An Unknown only has the numeric function. It can still be inverted, but inversion falls back to numeric root-finding (findTargetMonotonic) — correct, because the function is monotonic, but iterative.
The algebra
The point of the module is that the four combinators below are closed over the piecewise-linear functions (Linear ∪ Piecewise): combine PWL inputs and you get a PWL output, in closed form. Only when an Unknown enters the mix does the result degrade to Unknown. This is the convex piecewise-linear normal form of the (max, +) algebra — the same algebra the layout engine composes constraints in (see Constraints as the core).
| Combinator | Meaning | Stays closed-form (PWL) when… |
|---|---|---|
add(...fs) | sum of functions | no argument is Unknown |
smul(k, f) | scalar multiple | f is not Unknown |
adds(f, k) | add a constant offset | f is not Unknown |
max(...fs) | pointwise maximum | no argument is Unknown |
max is the structural one: the pointwise max of lines is their envelope, so it simply unions the pieces. add stays closed because the sum of two envelopes is again an envelope — (max_i aᵢ) + (max_j bⱼ) = max_{i,j}(aᵢ + bⱼ) — i.e. the pairwise sums of the pieces. (When every argument is a single line, both fall back to the plain Linear fast path; the all-linear add is one slope-sum and one intercept-sum.)

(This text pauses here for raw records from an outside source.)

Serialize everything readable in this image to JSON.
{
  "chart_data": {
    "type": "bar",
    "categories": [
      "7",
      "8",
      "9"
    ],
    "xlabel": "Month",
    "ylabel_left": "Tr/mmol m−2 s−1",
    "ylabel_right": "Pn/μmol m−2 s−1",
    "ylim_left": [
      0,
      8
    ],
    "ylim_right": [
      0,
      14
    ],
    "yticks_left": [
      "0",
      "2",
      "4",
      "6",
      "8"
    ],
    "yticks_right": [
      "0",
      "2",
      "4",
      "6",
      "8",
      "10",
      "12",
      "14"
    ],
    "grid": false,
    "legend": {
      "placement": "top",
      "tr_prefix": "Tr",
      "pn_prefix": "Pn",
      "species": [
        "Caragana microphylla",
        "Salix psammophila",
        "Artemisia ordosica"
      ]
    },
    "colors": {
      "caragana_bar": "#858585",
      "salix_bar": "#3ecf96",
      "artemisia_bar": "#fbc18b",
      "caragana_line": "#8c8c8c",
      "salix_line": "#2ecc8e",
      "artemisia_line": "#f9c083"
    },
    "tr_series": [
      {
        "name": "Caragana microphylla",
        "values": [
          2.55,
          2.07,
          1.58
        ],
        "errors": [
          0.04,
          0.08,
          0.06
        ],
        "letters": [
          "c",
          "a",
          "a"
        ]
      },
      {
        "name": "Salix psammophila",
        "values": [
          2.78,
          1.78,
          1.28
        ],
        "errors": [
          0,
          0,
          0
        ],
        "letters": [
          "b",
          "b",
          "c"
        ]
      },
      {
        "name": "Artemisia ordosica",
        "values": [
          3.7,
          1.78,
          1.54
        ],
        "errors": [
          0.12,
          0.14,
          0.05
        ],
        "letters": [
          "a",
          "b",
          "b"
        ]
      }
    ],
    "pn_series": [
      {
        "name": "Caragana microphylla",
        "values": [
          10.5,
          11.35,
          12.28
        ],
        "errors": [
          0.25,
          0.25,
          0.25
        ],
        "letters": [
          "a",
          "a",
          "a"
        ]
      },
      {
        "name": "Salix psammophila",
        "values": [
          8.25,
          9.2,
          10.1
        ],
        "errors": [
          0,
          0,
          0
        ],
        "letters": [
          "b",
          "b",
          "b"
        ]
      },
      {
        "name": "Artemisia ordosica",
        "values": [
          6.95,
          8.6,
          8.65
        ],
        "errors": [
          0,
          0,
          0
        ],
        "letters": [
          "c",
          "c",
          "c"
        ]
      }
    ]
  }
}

Because the structure is preserved, a composed claim can be printed as the equation it represents — print renders 40σ + 16, or max(160σ + 16, 90) for an envelope — matching the forms in the layout synthesis essay.
Slope as a data-driven signal
Because a Linear exposes its slope, the engine gets a cheap, exact predicate for free: a subtree is data-driven only if its slope is non-zero.
// A constant subtree — every slope 0 — does not depend on the data at all.
const isConstant = (x: Monotonic): boolean =>
(isLinear(x) && x.slope === 0) ||
(isPiecewise(x) && x.pieces.every((p) => p.slope === 0));By monotonicity, slope can never decrease as contributions accumulate, so a total slope of zero means every contribution was zero. isConstant and isZero use this to prune non-data-driven subtrees from domain inference entirely — see Underlying Space and Layout & Render Passes.
Reference
The full generated type reference for every export lives at Type Reference → Monotonic. It is produced by TypeDoc from the source and regenerated on every docs build.